The iconic image of an elderly, bearded man carrying a load of wood was stumbled upon by Robert Plant in an antique store during the album’s production. The photograph was colorized and displayed on the wall of a partially demolished building for the cover shoot.
In 2021, University researcher Brian Edwards, while delving into the pictorial history of Wiltshire, discovered another print of the same picture. Through meticulous research, it was revealed that both prints shared matching handwriting, leading to the conclusion that the photograph was taken around 1892 by photography teacher Ernest Howard Farmer. The caption on the print, “A Wiltshire thatcher,” eventually helped identify the man in the picture as Lot Long, a widower residing in the town of Mere during that period.
‘Led Zeppelin IV’ Photo to Take Center Stage in Exhibition
Expressing his excitement, Edwards stated:
“Led Zeppelin created the soundtrack that has accompanied me since my teenage years. I really hope the discovery of this Victorian photograph pleases and entertains Robert, Jimmy and John Paul.”

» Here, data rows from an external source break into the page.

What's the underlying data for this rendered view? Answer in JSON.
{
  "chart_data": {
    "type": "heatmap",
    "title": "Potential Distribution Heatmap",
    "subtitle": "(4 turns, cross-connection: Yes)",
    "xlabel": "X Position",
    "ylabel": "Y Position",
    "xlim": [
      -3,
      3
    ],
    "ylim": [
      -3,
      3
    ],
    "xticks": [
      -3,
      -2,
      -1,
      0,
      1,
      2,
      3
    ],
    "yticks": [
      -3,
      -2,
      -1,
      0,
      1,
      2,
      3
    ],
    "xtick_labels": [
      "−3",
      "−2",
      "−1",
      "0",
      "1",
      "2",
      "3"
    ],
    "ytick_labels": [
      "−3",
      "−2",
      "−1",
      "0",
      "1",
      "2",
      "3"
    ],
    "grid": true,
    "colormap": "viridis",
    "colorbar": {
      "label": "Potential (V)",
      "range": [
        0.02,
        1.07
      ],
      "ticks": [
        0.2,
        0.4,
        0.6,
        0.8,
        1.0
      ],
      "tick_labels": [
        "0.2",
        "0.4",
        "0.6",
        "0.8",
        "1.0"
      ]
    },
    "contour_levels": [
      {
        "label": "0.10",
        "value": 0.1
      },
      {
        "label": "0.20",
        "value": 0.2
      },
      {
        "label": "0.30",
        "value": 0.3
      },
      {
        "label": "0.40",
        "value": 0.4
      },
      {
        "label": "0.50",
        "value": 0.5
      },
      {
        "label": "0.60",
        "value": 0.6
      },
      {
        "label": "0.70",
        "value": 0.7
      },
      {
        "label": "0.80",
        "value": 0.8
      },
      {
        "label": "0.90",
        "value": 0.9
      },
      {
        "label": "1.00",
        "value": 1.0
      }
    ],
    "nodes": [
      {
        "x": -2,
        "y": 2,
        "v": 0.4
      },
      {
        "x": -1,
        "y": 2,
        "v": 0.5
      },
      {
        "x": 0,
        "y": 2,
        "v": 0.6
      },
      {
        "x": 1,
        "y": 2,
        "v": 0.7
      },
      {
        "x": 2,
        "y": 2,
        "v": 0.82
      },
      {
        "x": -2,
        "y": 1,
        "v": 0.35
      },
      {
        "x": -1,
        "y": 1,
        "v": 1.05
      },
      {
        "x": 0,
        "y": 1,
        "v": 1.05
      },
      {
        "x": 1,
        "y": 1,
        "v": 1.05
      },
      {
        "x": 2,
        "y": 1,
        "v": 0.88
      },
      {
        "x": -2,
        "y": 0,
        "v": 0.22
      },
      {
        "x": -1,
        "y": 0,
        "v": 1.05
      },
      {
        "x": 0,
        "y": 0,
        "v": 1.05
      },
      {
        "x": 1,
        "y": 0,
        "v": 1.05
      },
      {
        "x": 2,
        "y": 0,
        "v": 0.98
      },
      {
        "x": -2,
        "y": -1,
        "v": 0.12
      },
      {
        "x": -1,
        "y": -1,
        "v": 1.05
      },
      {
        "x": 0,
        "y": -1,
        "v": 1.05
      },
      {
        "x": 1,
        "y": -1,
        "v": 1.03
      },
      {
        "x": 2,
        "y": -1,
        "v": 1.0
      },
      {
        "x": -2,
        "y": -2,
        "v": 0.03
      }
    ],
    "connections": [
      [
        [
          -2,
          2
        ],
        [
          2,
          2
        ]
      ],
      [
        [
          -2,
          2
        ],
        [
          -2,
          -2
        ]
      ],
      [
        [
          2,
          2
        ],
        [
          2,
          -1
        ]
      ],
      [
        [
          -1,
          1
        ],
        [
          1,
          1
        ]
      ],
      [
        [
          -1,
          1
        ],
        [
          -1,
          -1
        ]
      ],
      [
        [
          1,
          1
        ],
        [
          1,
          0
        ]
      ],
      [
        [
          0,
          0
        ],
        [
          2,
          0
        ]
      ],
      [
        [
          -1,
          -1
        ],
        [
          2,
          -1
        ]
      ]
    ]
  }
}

The photograph is set to be featured in the upcoming exhibition titled The Wiltshire Thatcher: A Photographic Journey Through Victorian Wessex in 2024. Wiltshire Museum director David Dawson explained:
“[We] will show how Farmer captured the spirit of people, villages and landscapes of Wiltshire and Dorset that were so much of a contrast to his life in London. It is fascinating to see how this theme of rural and urban contrasts was developed by Led Zeppelin and became the focus for this iconic album cover 70 years later.”
Adding a layer to the story, it’s fascinating to see how a photograph taken over a century ago found its way into the hands of the rock legends of Led Zeppelin. The chance discovery by Plant in an antique store and its subsequent transformation into a timeless album cover speaks to the interconnectedness of art across different eras. The upcoming exhibition promises to not only showcase the historical roots of the photograph but also to explore the broader theme of how cultural influences travel through time, resonating with artists and enthusiasts alike.
As the identity of Lot Long is unveiled, the narrative surrounding the ‘Led Zeppelin IV’ cover takes on new depth, becoming a testament to the enduring power of visual storytelling and its ability to bridge the past and present.